My son and I took turns over the next half hour running across the field keeping his kite in the air before I called for a break. He stopped running, and his kite fell to the ground.

We sat on a bench near the river, watching other people fly their kites, and I thought about how we have to keep running to keep everything up in the air. We are constantly running, adjusting and managing medicine, measuring everything he eats for his diet and cooking meals, making sure he’s not too tired, hunting for other triggers, and always observant, watching for seizures. We’re running and trying to normalize his day for school, and racing between appointments, and trying to give him as normal a life as possible. If we ever stop running, everything, like his kite, will come crashing back to earth.

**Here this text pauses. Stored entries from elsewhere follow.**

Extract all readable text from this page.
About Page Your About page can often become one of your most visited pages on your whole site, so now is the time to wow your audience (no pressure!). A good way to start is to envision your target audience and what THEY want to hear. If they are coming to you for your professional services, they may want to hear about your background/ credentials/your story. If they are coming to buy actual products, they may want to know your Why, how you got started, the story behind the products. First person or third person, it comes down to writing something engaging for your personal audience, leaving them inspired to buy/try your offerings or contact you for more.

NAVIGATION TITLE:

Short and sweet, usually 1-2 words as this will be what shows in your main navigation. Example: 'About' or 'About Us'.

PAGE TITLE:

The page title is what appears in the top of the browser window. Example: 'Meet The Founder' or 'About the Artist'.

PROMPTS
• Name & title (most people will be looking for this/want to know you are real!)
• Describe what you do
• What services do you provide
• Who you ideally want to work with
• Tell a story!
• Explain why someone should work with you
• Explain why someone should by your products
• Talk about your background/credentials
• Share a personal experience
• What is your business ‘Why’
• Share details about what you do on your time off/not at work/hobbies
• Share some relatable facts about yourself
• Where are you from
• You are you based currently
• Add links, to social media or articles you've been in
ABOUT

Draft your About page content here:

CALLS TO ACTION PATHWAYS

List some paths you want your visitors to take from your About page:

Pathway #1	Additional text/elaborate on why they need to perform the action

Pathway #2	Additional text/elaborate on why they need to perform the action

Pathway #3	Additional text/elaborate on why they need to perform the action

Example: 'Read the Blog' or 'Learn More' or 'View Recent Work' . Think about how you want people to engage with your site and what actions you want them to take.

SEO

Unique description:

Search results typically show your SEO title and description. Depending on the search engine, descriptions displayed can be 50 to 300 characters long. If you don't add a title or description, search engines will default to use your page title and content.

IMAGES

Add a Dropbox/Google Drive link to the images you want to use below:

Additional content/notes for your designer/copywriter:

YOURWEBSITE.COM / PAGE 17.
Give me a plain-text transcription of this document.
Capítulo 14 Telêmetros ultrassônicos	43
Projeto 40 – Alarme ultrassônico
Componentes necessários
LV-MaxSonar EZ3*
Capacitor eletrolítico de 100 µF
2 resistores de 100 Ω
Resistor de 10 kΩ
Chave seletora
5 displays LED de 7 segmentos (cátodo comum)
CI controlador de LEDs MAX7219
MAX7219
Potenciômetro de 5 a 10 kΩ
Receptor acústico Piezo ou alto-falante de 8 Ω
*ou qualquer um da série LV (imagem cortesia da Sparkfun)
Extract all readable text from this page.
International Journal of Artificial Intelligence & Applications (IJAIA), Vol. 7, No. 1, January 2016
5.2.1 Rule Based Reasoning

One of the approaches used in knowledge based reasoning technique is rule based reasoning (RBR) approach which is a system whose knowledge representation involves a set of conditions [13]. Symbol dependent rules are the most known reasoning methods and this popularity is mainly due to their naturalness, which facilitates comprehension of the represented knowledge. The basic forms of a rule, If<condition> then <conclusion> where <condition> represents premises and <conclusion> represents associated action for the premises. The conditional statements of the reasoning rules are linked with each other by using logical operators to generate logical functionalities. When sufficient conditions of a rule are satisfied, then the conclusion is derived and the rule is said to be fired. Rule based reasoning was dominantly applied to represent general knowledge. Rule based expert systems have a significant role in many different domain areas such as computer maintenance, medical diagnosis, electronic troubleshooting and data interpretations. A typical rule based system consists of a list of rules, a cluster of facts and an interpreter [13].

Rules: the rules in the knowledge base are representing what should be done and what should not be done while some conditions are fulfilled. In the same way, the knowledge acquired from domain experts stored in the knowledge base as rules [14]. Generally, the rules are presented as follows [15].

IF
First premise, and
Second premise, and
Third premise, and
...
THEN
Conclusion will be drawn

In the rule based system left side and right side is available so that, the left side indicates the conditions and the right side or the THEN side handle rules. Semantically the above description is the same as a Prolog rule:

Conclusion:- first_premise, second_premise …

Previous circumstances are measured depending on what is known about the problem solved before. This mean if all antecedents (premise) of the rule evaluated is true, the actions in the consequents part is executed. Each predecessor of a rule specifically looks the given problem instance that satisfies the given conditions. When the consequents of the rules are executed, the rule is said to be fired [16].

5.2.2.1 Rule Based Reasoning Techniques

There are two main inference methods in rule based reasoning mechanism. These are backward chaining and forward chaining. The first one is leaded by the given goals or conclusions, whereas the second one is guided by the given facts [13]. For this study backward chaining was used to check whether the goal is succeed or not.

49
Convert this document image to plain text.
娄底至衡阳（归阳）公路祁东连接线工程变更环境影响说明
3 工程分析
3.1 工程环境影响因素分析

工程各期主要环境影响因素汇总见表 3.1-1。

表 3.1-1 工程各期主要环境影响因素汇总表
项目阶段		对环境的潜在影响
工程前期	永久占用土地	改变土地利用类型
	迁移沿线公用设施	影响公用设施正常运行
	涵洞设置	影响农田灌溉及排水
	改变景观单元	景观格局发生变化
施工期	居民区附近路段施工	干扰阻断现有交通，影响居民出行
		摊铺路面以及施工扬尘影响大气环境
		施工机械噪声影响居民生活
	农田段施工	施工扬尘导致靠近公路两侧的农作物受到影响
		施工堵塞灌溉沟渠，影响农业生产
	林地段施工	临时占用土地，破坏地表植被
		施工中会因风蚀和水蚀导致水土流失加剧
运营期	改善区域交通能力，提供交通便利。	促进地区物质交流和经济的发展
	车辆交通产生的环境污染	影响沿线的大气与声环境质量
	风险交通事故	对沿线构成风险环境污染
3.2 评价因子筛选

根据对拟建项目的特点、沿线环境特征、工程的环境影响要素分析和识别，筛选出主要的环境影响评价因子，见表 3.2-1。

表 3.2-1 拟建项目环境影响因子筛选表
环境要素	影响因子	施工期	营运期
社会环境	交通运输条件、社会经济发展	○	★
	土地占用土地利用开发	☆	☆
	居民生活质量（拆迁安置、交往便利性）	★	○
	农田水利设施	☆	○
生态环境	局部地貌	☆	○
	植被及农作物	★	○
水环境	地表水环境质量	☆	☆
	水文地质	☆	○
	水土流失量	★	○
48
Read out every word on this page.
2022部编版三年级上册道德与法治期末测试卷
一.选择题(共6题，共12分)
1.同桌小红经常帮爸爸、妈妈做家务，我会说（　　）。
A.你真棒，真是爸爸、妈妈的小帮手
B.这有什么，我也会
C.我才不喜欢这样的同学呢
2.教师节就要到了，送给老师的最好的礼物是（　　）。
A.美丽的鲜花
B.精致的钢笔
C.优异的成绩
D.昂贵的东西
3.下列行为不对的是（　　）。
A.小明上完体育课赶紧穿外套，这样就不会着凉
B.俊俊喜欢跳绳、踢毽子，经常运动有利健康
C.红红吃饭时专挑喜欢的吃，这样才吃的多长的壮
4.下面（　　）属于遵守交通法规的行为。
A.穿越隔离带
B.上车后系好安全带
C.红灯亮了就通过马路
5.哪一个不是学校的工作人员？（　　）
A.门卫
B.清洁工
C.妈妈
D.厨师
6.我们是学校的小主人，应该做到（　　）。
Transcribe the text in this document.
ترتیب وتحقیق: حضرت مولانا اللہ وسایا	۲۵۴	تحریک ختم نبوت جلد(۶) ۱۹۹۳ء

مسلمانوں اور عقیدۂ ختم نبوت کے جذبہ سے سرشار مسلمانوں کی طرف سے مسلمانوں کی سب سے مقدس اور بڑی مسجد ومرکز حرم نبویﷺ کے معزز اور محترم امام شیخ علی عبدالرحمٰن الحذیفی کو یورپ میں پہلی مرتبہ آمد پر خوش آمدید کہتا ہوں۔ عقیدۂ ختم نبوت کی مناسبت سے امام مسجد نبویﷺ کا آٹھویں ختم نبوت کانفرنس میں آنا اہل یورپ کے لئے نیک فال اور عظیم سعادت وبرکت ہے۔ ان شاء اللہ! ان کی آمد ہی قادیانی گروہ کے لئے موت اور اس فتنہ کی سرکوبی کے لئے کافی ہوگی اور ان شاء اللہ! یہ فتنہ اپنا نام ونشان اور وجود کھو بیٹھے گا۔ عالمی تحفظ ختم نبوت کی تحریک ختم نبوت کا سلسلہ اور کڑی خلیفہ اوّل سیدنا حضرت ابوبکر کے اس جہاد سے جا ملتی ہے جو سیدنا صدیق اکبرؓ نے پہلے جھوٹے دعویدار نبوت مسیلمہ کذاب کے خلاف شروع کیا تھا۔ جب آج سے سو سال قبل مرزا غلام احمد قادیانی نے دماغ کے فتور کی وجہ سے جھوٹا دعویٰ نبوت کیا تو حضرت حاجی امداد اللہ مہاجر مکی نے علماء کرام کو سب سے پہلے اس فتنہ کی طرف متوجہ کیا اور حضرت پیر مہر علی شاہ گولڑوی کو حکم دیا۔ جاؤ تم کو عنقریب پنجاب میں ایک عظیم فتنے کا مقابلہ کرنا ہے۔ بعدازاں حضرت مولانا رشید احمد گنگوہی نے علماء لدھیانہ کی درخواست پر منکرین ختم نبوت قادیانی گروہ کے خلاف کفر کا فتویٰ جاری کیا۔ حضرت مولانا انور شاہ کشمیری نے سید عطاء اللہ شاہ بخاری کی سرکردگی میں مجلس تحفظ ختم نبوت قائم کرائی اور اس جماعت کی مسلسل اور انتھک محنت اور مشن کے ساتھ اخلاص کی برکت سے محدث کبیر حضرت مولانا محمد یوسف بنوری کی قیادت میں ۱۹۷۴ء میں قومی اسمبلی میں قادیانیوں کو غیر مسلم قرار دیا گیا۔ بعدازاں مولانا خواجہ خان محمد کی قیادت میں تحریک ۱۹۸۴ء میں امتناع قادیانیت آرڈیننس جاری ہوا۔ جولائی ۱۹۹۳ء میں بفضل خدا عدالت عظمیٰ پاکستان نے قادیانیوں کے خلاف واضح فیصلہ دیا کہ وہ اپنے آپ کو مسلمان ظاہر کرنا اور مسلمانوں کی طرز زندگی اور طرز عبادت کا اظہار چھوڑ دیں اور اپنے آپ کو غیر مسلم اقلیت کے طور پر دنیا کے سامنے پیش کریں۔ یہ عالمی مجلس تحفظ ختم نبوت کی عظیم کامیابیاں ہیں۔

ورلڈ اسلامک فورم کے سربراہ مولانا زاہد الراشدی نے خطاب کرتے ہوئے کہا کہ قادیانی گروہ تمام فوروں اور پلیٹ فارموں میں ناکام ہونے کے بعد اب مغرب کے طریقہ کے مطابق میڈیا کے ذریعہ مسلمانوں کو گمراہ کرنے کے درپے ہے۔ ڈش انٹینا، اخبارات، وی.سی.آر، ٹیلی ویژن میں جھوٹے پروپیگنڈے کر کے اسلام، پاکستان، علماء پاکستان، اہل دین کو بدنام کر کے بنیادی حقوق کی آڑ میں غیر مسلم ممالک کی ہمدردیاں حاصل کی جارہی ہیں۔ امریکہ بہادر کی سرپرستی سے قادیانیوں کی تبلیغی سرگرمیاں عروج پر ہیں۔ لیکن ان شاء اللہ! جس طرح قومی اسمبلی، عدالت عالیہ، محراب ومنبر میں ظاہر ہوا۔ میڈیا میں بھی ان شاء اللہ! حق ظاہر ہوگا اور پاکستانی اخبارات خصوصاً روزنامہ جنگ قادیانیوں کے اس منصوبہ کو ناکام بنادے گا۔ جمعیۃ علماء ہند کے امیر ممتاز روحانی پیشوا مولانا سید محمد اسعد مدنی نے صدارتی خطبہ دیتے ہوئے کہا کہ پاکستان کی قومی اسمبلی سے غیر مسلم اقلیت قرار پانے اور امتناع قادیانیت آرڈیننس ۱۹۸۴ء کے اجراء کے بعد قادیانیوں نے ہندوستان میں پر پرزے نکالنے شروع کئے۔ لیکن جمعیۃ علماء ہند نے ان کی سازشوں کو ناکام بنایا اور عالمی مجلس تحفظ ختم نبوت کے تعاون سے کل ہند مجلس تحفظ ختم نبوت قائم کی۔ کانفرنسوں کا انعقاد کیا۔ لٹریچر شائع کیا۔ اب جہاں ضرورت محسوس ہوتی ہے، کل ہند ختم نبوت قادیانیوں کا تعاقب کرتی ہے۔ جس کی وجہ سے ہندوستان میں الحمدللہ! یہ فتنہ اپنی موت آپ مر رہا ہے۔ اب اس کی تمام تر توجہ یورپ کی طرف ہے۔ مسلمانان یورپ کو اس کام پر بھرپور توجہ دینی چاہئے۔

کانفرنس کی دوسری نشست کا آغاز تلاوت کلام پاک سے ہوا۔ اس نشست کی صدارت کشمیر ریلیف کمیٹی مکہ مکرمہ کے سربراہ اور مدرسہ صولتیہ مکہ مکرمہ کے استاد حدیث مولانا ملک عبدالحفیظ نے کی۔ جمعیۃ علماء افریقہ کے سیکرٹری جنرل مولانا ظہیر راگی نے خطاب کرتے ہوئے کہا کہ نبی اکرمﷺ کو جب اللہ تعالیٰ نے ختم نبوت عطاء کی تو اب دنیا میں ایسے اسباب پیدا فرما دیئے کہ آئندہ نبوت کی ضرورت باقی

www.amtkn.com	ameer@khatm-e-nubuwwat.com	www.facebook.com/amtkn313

I wish so much for him to feel the wind at his back…to watch his kite fly in the air without the need to run so that he can lay back in the grass, watching his kite in the air, and simply enjoy the sun. My son didn’t complain because there was no wind or because he had to run across the field to keep his kite in the air. He doesn’t often complain about his seizures, or his medicine, or his diet. Through everything, my son has been a trooper.

He runs because he doesn’t know or remember any other life.

We run because he is our son, and we would do anything for him.